The then-head of the AFL-CIO backed the Polish trade union boss “against the wishes of the Carter Administration and particularly its two most prominent cabinet members who were Polish-Americans,” Dr. Szporer contends. Those two holdouts would be Secretary of State Edmund Muskie and national security advisor Zbigniew Brezinski.
As former Massachusetts governor Michael Dukakis pointed out in his unsuccessful run for the White House, “The fish rots from the head down.” Dukakis, of course, made his famous characterization, unjustly, of the Reagan Administration.
But could it be said of the Gipper’s predecessor? When I met Muskie in the summer of 1984, I reminded him that I had seen him speak at my alma mater during the hard-fought 1980 presidential campaign.

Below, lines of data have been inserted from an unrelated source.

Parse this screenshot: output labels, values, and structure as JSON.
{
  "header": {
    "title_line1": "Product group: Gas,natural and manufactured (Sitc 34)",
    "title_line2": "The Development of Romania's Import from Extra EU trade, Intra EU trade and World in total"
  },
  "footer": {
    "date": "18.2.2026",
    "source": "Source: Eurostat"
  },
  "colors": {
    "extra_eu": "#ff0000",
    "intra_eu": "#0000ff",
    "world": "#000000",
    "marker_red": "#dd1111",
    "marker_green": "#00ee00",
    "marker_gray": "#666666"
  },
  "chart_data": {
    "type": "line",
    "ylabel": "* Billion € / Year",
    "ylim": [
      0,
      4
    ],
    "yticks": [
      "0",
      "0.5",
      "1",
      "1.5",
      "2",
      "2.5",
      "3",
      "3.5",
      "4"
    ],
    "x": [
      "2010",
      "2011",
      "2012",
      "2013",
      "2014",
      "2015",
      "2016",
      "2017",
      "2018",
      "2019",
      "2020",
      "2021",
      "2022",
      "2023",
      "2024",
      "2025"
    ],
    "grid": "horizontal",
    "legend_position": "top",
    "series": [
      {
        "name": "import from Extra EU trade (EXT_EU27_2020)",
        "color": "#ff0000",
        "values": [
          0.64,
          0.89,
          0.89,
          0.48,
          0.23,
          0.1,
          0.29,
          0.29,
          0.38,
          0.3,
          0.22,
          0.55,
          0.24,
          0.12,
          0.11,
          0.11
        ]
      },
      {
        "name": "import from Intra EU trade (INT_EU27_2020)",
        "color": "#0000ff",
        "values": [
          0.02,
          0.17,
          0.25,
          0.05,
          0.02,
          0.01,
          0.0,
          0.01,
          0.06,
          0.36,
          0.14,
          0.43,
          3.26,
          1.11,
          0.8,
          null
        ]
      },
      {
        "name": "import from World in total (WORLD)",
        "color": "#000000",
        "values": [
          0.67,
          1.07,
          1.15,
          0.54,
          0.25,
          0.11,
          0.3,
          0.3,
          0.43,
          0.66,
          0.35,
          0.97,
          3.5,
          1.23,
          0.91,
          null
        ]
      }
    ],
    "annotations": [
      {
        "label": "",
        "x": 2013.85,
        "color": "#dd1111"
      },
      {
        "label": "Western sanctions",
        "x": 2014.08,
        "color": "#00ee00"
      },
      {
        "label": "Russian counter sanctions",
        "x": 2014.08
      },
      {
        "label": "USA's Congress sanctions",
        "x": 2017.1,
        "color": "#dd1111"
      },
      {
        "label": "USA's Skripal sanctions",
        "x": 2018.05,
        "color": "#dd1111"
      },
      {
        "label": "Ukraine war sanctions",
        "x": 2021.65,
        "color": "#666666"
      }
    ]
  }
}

“I may have,” he admitted. “I made a lot of speeches when I worked for what’s-his-name.” As for Brezinski, it should be noted that he was supportive of Reagan Administration policies that aided the anti-communist movement in Poland.
Dr. Brezinski’s boss, who as chief executive warned of “an inordinate fear of communism,” experienced no such revelation. That might explain why he is such an honored guest on so many college campuses.
Malcolm A. Kline is the executive director of Accuracy in Academia.